Interview de Sushina Lagouje,
Professeure, autrice et mère handicapée
Petite présentation
![Sushina [Image d'illustration] Photo de Sushina Lagouje faisant un câlin à sa fille. Cette dernière est floutée pour la protéger au mieux.](https://grossesseimprevue.fr/wp-content/uploads/2025/01/Sushina-220x300.png)
Sushina Lagouje, autrice du livre Une grossesse ordinaire (publié aux éditions Double Ponctuation) nous a fait la faveur d'accepter de répondre à quelques questions. Si son histoire ne s'inscrit clairement pas dans le cadre d'une grossesse imprévue, elle nous paraît représentative du parcours moyen d'une personne handicapée envisageant de devenir parent.

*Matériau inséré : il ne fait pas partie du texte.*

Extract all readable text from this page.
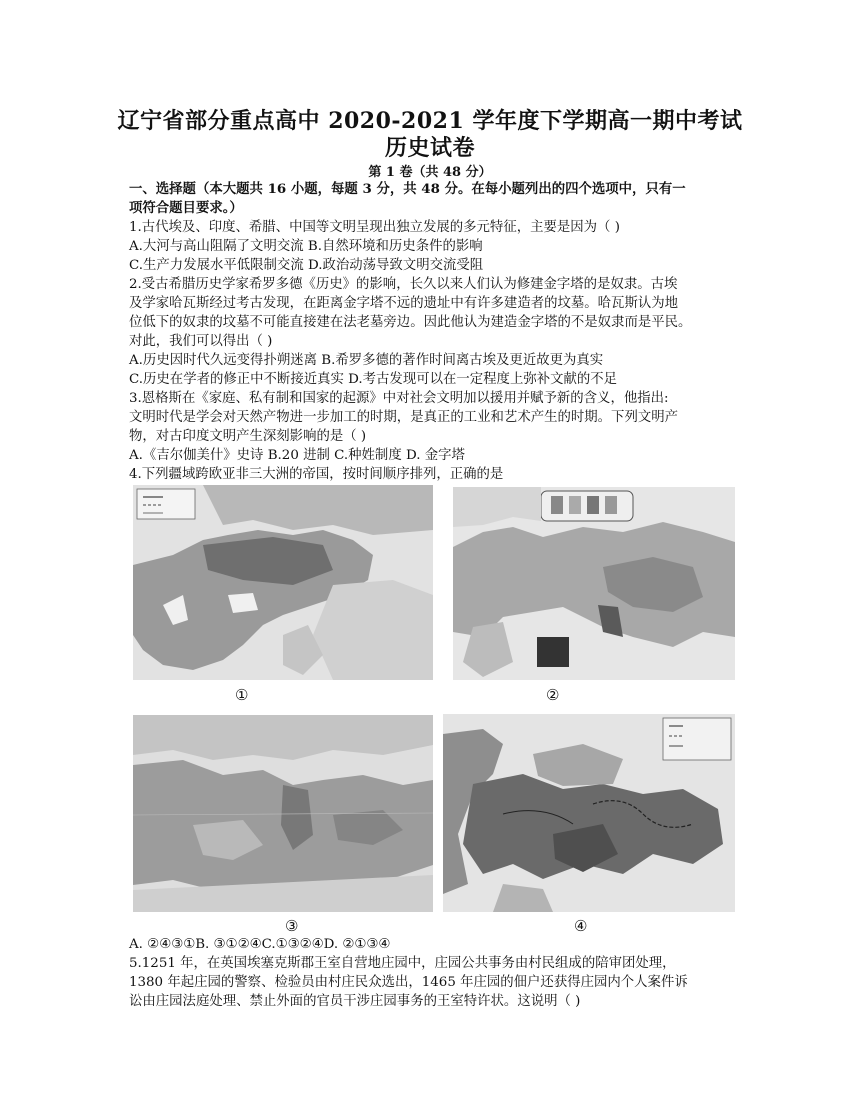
辽宁省部分重点高中 2020-2021 学年度下学期高一期中考试
历史试卷
第 1 卷（共 48 分）
一、选择题（本大题共 16 小题，每题 3 分，共 48 分。在每小题列出的四个选项中，只有一
项符合题目要求。）
1.古代埃及、印度、希腊、中国等文明呈现出独立发展的多元特征，主要是因为（ )
A.大河与高山阻隔了文明交流 B.自然环境和历史条件的影响
C.生产力发展水平低限制交流 D.政治动荡导致文明交流受阻
2.受古希腊历史学家希罗多德《历史》的影响，长久以来人们认为修建金字塔的是奴隶。古埃
及学家哈瓦斯经过考古发现，在距离金字塔不远的遗址中有许多建造者的坟墓。哈瓦斯认为地
位低下的奴隶的坟墓不可能直接建在法老墓旁边。因此他认为建造金字塔的不是奴隶而是平民。
对此，我们可以得出（ )
A.历史因时代久远变得扑朔迷离 B.希罗多德的著作时间离古埃及更近故更为真实
C.历史在学者的修正中不断接近真实 D.考古发现可以在一定程度上弥补文献的不足
3.恩格斯在《家庭、私有制和国家的起源》中对社会文明加以援用并赋予新的含义，他指出:
文明时代是学会对天然产物进一步加工的时期，是真正的工业和艺术产生的时期。下列文明产
物，对古印度文明产生深刻影响的是（ )
A.《吉尔伽美什》史诗 B.20 进制 C.种姓制度 D. 金字塔
4.下列疆域跨欧亚非三大洲的帝国，按时间顺序排列，正确的是
①	②
③	④
A. ②④③①B. ③①②④C.①③②④D. ②①③④
5.1251 年，在英国埃塞克斯郡王室自营地庄园中，庄园公共事务由村民组成的陪审团处理，
1380 年起庄园的警察、检验员由村庄民众选出，1465 年庄园的佃户还获得庄园内个人案件诉
讼由庄园法庭处理、禁止外面的官员干涉庄园事务的王室特许状。这说明（ )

N'hésitez pas à aller lire son livre, ainsi qu'à écouter son interview par Giulia Fois sur Radio France. Enfin, pour rappel, Sushina était également notre invitée dans le podcast Murmures d'Enceintes sur le handicap, partie 2.
Sur ce, bonne lecture !
L'interview
![Café [Image d'illustration] Une tasse de café](https://grossesseimprevue.fr/wp-content/uploads/2025/01/Cafe-300x200.jpeg)
Bonjour Sushina, peux-tu te présenter en quelques mots ?
Je suis Sushina Lagouje. Je suis atteinte d'une forme de myopathie et en fauteuil roulant électrique depuis mon plus jeune âge. Je suis professeure de français, autrice, et maman d'une petite fille de 3 ans et demi.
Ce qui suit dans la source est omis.